Floppy is ideal for applications such as:

  1. Tracking completion of onboarding steps/caching answers to onboarding questions before account creation.

  2. Storing app or page-specific preferences such as “dark mode” or other style-related prefs.

  3. Restoring the state of some page after an OAuth login.

  4. “Unlocking” content after some form completion. (For a non-login type site/app, after the user “converts” by submitting a form, don’t show the form again. This is something I actually do in a non-Bubble marketing site that I help maintain. If a visitor registers for some whitepaper in the session, if they visit other “gated” pages, the gate does not appear and the visitor can immediately download the content.)

  5. Tracking the “previous page” for important conversion pages. (e.g., if you have a single “sign up” page or “demo” page or whatever, record the page they came from before navigating to that important page. Writing such a value to localStorage will enable you to know what page led them to conversion… you could even recover that value with Google Tag Manager (using localStorage.getItem() ) and pass it to Google Analytics or whatnot. This is another thing I do in non-Bubble sites.)

  6. Tracking dates such as “first visit”, “last visit”, etc. Or, indeed, tracking any simple states for non-login apps.

  7. Enabling “save for later”, “wish list” or “last (n) products (or whatever) viewed”. Similarly, enabling “drafts” or “undo” type features.

Obviously, the use cases are endless, but you get the idea.

Just curious about one thing, do you have any tips (if it’s possible) on how to use floppy as an environment variable plugin? (reusables, etc)

Also! I was wondering if I’m doing it right… If I want to store multiple keys (lets say a user id, user first name, user last name, etc…) Do you suggest doing a workflow step for each of these keys of a single “user data” text list and reference them via their index number?

In your “user” keys, I would do these all as individual keys. (3 keys, even if they are all strings.)
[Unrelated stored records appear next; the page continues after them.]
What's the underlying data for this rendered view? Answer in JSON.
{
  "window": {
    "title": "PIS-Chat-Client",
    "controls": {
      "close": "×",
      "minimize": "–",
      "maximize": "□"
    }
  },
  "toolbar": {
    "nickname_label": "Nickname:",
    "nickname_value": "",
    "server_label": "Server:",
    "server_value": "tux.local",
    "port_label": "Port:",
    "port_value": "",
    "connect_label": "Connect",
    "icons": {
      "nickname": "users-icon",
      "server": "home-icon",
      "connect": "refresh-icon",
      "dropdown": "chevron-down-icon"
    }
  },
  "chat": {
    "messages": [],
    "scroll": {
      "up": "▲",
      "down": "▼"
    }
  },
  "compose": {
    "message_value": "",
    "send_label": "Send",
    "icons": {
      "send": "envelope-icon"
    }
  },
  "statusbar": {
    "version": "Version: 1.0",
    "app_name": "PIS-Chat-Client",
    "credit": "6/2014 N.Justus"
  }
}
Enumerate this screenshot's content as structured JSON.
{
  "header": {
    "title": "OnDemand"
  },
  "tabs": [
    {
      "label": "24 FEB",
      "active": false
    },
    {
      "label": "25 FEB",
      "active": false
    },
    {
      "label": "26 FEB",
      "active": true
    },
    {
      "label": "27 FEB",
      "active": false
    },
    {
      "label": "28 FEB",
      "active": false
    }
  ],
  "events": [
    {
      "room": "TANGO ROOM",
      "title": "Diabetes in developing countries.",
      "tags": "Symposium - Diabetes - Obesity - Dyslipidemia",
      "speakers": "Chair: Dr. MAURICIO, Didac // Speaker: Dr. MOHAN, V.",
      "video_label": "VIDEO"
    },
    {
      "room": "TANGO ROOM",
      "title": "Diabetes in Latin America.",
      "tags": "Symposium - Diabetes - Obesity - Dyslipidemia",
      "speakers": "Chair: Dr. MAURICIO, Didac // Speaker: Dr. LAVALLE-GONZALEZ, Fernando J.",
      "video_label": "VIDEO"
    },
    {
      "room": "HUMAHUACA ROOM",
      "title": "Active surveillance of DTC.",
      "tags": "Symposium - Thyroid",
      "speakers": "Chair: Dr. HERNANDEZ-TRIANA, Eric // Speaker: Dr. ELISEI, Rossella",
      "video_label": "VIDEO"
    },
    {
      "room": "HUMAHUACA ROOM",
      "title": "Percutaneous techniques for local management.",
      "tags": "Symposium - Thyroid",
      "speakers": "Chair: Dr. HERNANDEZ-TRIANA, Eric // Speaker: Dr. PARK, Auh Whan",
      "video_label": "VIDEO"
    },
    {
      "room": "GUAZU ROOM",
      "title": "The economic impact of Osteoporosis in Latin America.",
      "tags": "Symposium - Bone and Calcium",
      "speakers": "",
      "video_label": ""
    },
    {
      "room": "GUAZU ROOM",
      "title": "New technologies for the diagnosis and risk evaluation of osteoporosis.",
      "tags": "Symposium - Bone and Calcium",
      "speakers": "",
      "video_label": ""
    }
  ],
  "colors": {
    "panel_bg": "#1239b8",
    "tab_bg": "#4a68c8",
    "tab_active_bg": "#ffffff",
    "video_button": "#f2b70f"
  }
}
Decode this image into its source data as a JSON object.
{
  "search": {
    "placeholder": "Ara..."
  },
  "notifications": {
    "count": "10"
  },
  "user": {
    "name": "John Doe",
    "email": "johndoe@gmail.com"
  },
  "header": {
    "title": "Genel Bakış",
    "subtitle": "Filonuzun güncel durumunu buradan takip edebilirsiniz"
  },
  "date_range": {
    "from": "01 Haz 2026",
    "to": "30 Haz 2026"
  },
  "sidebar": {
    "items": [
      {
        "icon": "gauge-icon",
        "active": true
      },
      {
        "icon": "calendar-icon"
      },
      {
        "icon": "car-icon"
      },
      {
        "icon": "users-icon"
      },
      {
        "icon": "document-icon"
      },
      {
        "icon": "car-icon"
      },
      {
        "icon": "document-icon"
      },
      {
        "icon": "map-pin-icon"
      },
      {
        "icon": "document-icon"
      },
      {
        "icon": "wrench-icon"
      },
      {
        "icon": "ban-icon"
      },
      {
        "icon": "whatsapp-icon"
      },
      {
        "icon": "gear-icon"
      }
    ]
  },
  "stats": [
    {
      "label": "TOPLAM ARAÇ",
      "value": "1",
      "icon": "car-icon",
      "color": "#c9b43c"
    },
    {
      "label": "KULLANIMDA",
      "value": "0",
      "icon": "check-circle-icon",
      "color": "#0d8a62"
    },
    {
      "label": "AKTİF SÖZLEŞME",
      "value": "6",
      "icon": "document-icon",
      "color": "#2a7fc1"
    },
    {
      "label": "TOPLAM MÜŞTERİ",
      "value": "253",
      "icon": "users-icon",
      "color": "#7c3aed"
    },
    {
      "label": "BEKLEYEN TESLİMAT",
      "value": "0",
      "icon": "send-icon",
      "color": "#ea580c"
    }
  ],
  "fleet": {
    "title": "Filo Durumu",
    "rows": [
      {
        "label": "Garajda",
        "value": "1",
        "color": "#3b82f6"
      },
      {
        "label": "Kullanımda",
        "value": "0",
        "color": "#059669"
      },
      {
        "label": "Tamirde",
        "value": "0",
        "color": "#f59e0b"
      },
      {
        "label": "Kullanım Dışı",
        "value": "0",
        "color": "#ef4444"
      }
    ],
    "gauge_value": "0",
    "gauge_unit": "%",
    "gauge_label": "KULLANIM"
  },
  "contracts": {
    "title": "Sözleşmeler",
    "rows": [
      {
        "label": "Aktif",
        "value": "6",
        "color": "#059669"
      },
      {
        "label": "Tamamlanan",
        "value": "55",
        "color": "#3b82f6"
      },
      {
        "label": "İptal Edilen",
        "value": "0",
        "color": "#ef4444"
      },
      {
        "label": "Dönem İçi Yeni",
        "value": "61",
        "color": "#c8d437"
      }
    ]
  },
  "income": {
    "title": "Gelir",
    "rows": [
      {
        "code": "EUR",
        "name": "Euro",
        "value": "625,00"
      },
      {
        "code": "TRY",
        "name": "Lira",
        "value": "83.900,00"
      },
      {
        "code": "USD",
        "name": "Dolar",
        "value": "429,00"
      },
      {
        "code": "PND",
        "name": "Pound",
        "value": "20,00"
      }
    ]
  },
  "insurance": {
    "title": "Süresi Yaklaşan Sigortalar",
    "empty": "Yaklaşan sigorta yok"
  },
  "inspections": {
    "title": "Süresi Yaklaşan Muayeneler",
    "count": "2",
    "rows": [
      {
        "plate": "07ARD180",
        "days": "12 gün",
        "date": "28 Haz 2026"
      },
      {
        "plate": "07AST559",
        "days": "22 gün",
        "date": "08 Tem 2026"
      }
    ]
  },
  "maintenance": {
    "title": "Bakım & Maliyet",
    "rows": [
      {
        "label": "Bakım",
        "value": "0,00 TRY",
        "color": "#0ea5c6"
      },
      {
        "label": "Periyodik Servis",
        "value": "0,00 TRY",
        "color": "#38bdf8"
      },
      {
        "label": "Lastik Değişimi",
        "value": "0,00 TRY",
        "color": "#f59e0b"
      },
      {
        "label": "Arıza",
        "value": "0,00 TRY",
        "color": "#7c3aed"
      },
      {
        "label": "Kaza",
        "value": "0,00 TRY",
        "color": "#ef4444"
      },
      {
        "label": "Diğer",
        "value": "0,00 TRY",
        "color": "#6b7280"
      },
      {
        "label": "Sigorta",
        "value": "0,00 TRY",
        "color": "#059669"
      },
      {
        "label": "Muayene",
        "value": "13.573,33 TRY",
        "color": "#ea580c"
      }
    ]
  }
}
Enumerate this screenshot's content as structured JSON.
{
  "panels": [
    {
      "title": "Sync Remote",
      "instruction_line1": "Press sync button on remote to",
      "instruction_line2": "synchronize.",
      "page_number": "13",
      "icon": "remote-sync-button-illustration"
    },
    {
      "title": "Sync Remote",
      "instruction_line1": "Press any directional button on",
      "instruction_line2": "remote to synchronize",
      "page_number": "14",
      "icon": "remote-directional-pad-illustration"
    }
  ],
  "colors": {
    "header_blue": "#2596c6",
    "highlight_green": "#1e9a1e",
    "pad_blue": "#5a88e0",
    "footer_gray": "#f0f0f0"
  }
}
If using localStorage, key names: user_id, user_firstname, user_lastname.

If using IndexedDB/localForage: Database name whatever, datastore name “user”. Individual key names id, firstname, lastname.

As for environment variables follow the same pattern (localStorage key names env_whatever, env_whatever2) (IndexedDB database whatever, datastore name environment, individual keys whatever1, whatever2).

But there’s no “wrong” way to do it. But I wouldn’t make lists out of different keys. Use list type keys for true Bubble lists (e…g., key “wishlist”, a list of Products).

With the dexie.js wrapper @bubble.trouble??

I’m sure they’ll use Dexie. But I’m also relatively sure more robust features like this will hit Floppy before a useful plugin emerges anywhere else.

(Not that Dexie solves much for you, TBH. Bubble’s lack of objects makes anything like this sort of a shitty experience. It’s almost not worth anyone building - free or commercial — because very few users will grok how to use it.)

That being said, I see some neat things one could do and as a value add to Floppy it would be cool.

I’ve bought Floppy!! :smiley: But you know what I’m trying to achieve :slight_smile:

One person at least seems to have achieved what I’m trying to, so now I’m convinced it IS possible I’m pretty keen to make it happen. Haven’t had a chance to see how far the current version of Floppy gets me but if you’re happy to keep developing Floppy in that direction I’m super happy to chat and perhaps even sponsor some of it :slight_smile:

Oh I know! But custom app implementations of external libraries are quite different from making generically useful Bubble plugins. I’ll explain what might be gained by a Dexie-based plugin in a PM, @equibodyapp.

Thanks so much @keith :slight_smile:

Can anyone help with getting the stepping working? I need a bit of guidance on what the workflow should look like to step through a list and perform a workflow for each step. Thanks

There will be a video on this soon.

In the mean time: set up a workflow to begin stepping. You set up an additional workflow that triggers on Next Step. This is the workflow that will execute on each step. Reference the values you need. Do all the stuff. When done, execute Floppy’s Next Step Action.